Main Street Macro: The self-love theory of economics
July 15, 2024 | 3 min
As we enter the third week of July, upcoming data releases are all about economic incentives. While insights about supply, demand, and equilibrium often make the headlines, a crucial but rarely discussed pillar of economics is the importance of incentives to macroeconomic outcomes.
Financial incentives, whether good or bad, guide individual behavior.
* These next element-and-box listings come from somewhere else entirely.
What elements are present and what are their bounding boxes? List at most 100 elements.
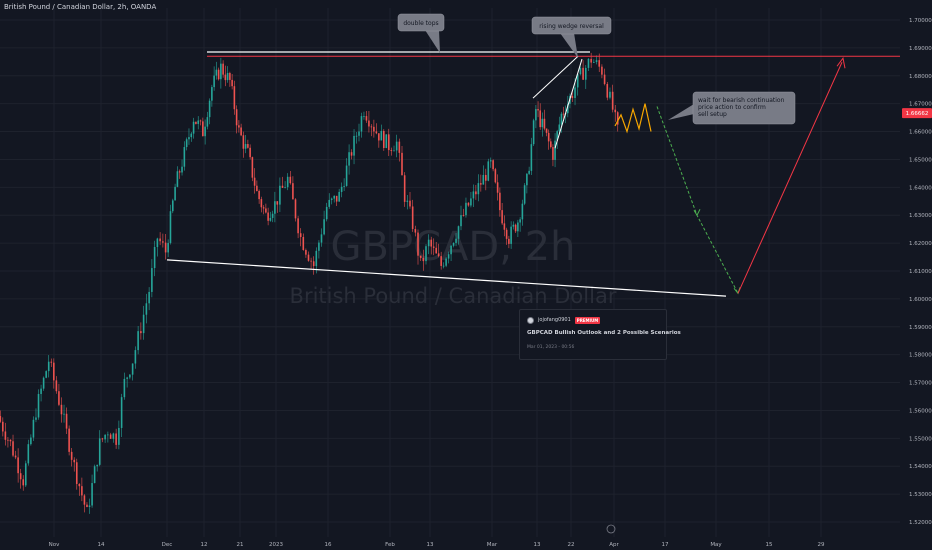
- candle-body: [197, 120, 200, 124]
- candle-body: [7, 439, 9, 441]
- publish-date: Mar 01, 2023 - 00:56: [527, 345, 575, 350]
- price-tick-label: 1.61000: [909, 269, 932, 275]
- candle-body: [378, 133, 380, 141]
- candle-body: [104, 434, 106, 440]
- candle-body: [385, 134, 388, 148]
- candle-body: [523, 185, 526, 204]
- candle-body: [447, 254, 450, 259]
- candle-body: [65, 413, 68, 429]
- price-tick-label: 1.63000: [909, 213, 932, 219]
- candle-body: [403, 175, 406, 202]
- price-tick-label: 1.68000: [909, 74, 932, 80]
- candle-body: [475, 191, 477, 195]
- time-tick-label: 22: [568, 542, 575, 548]
- candle-body: [78, 483, 81, 487]
- candle-body: [32, 419, 35, 438]
- candle-body: [96, 464, 98, 467]
- callout-tail: [668, 104, 694, 120]
- idea-title[interactable]: GBPCAD Bullish Outlook and 2 Possible Sc…: [527, 330, 681, 336]
- candle-body: [494, 169, 497, 183]
- candle-body: [430, 239, 433, 247]
- candle-body: [206, 117, 209, 127]
- candle-body: [530, 144, 533, 171]
- wedge-lower-line: [554, 58, 583, 149]
- callout-text: double tops: [403, 20, 438, 27]
- candle-body: [75, 462, 78, 484]
- candle-body: [312, 261, 315, 267]
- candle-body: [537, 109, 539, 111]
- candle-body: [360, 116, 363, 132]
- candle-body: [244, 144, 247, 149]
- candle-body: [30, 437, 32, 445]
- price-tick-label: 1.53000: [909, 492, 932, 498]
- candle-body: [395, 141, 398, 151]
- candle-body: [375, 131, 378, 134]
- price-tick-label: 1.54000: [909, 464, 932, 470]
- bearish-scenario-path: [656, 106, 739, 294]
- author-avatar[interactable]: [527, 316, 534, 324]
- candle-body: [543, 118, 546, 129]
- candle-body: [363, 116, 365, 117]
- replay-icon: [606, 524, 616, 534]
- callout-text: price action to confirm: [698, 104, 766, 111]
- candle-body: [213, 75, 215, 88]
- grid: [0, 8, 900, 537]
- candle-body: [582, 67, 584, 80]
- candle-body: [338, 191, 340, 202]
- author-name[interactable]: jojofang0901: [538, 317, 571, 323]
- time-tick-label: Feb: [385, 542, 395, 548]
- candle-body: [501, 210, 503, 224]
- candle-body: [140, 331, 142, 334]
- candle-body: [60, 404, 63, 415]
- candle-body: [269, 217, 272, 221]
- candle-body: [153, 246, 156, 269]
- candle-body: [587, 58, 590, 68]
- candle-body: [328, 199, 331, 207]
- candle-body: [547, 132, 550, 142]
- price-tick-label: 1.57000: [909, 381, 932, 387]
- candle-body: [12, 441, 14, 456]
- candle-body: [467, 202, 470, 206]
- candle-body: [162, 241, 164, 243]
- candle-body: [470, 198, 472, 206]
- publish-card[interactable]: jojofang0901 PREMIUM GBPCAD Bullish Outl…: [519, 309, 681, 360]
- candle-body: [190, 133, 193, 138]
- candle-body: [614, 109, 617, 113]
- candle-body: [584, 67, 587, 80]
- drawing-layer: [166, 51, 900, 297]
- double-tops-callout: double tops: [397, 13, 445, 53]
- candle-body: [593, 62, 595, 63]
- time-tick-label: 29: [818, 542, 825, 548]
- candle-body: [131, 363, 134, 375]
- candle-body: [45, 371, 47, 378]
- candle-body: [217, 69, 220, 80]
- candle-body: [487, 161, 490, 181]
- premium-badge: PREMIUM: [574, 316, 601, 324]
- candle-body: [562, 113, 565, 115]
- candle-body: [535, 109, 537, 121]
- candle-body: [199, 120, 202, 122]
- candle-body: [107, 434, 109, 436]
- candle-body: [345, 165, 348, 186]
- candle-body: [348, 152, 350, 166]
- candle-body: [231, 79, 233, 87]
- candle-body: [323, 219, 325, 235]
- candle-body: [2, 421, 4, 432]
- candle-body: [151, 268, 153, 292]
- candle-body: [595, 60, 598, 63]
- candle-body: [137, 331, 139, 351]
- time-tick-label: Nov: [49, 542, 60, 548]
- candle-body: [101, 438, 104, 440]
- current-price-label-bg: [902, 108, 932, 119]
- candle-body: [58, 391, 60, 405]
- candle-body: [380, 130, 383, 141]
- candle-body: [465, 202, 467, 216]
- candle-body: [455, 238, 457, 243]
- candle-body: [233, 86, 236, 110]
- price-tick-label: 1.67000: [909, 102, 932, 108]
- annotation-layer: double tops rising wedge reversal wait for…: [397, 13, 796, 125]
- time-tick-label: 13: [534, 542, 541, 548]
- candle-body: [526, 173, 528, 186]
And a big, new financial incentive is looming, one that could change the trajectory of certain economic indicators: The possibility of Federal Reserve rate cut.
Adam Smith, the philosophical architect of modern economics, succinctly described the critical necessity of incentives in economics in his 1776 treatise, “An Inquiry into the Nature and Causes of the Wealth of Nations.”
“It is not from the benevolence of the butcher, the brewer, or the baker that we expect our dinner, but from their regard to their own self-interest,” Smith wrote. “We address ourselves not to their humanity but to their self-love, and never talk to them of our own necessities, but of their advantages.”
In other words, there is no free lunch in economics.
Now is the perfect time to brush up on the theory of rational self-interest because the prospects of pending interest rate cuts and a slowing job market are set to play a major role in incentivizing consumers, workers, investors, and business owners in the second half of the year.
Last week, data showed that consumer inflation slowed to 3 percent in June from a year earlier. Core inflation, which omits volatile food and energy prices, slowed to 3.3 percent.
Inflation continues to make progress towards the Fed’s 2 percent target. Once that zone is reached to their satisfaction, central bank policymakers are prepared to start cutting interest rates from their two-decade high.
Main Street is incentivized to wait on those pending rate cuts, and that incentive will show up in three key areas of the economy that are highly exposed to the Fed’s rate decision.
The labor market
In 2022, strong demand for workers encouraged people to jump to new jobs to boost their pay. Since then, job opportunities have begun to dry up, with new postings on the decline. Diminishing labor market incentives mean that workers are staying on their jobs longer even as wage growth at their current employers slows.
ADP payroll data shows that turnover at U.S. employers-–the percentage of workers leaving their current jobs–-has fallen from a high of 6.8 percent in August of 2022 to less than 5 percent as of May 2024.
The housing market
Housing plays an important role in the path of inflation. Shelter costs, based on a combination of rental prices and imputed home values, are up 5.2 percent in June from a year earlier. But inflation in shelter slowed to just 0.2 percent in June from the previous month, the slowest pace of growth in more than three years.
High mortgage rates are putting the brakes on sales, as would-be homebuyers hold out for cheaper borrowing and more inventory.
Small business loans
Small businesses have been heavily affected by current interest rates. Over the last year, demand for small business loans has decreased substantially. Growth in small business loans swelled in early 2023, jumping 8 percent year over year. As interest rates have risen and held at higher levels, year-over-year growth in small business loans outstanding was less than 1 percent in May.
This slowdown in loan demand might signal that small businesses are delaying hiring and investment until they can secure cheaper financing.
My take
The theory of economic incentives, like most of economics, provides a useful heuristic to abstract the role of human traits that are hard to forecast, such as emotions, laziness, or generosity.
Whether it’s waiting for the perfect time to trade in a leased car, finance a big purchase, or secure a business loan, individual economic decisions hew closely to Federal Reserve decisions to cut rates, and by how much.
The incentive to wait will become much stronger the closer inflation gets to the Fed’s comfort zone. Main Street’s patience means that growth could slow in the second and third quarter, as people and businesses delay their spending and investment decisions in hopes of a rate cut this fall.
The week
Tuesday: Retail sales and business inventories data from the Department of Commerce will tell us whether consumers are pulling back on spending at higher prices. Worth watching is durable goods sales, because those items tend to me more expensive and tied more directly to borrowing costs. A buildup in inventories also could signal softening demand.
Wednesday: The Census Bureau will release data on residential construction, including housing starts and new permits. Interest rates have slowed both the supply and the demand for new homes. This data will reveal whether homebuilders are revving up plans for new construction as the likelihood of a Fed rate cut increases.
Thursday: Weekly initial jobless claims from the Department of Labor will get even more than the usual attention as economists look for more evidence of a cooling job market.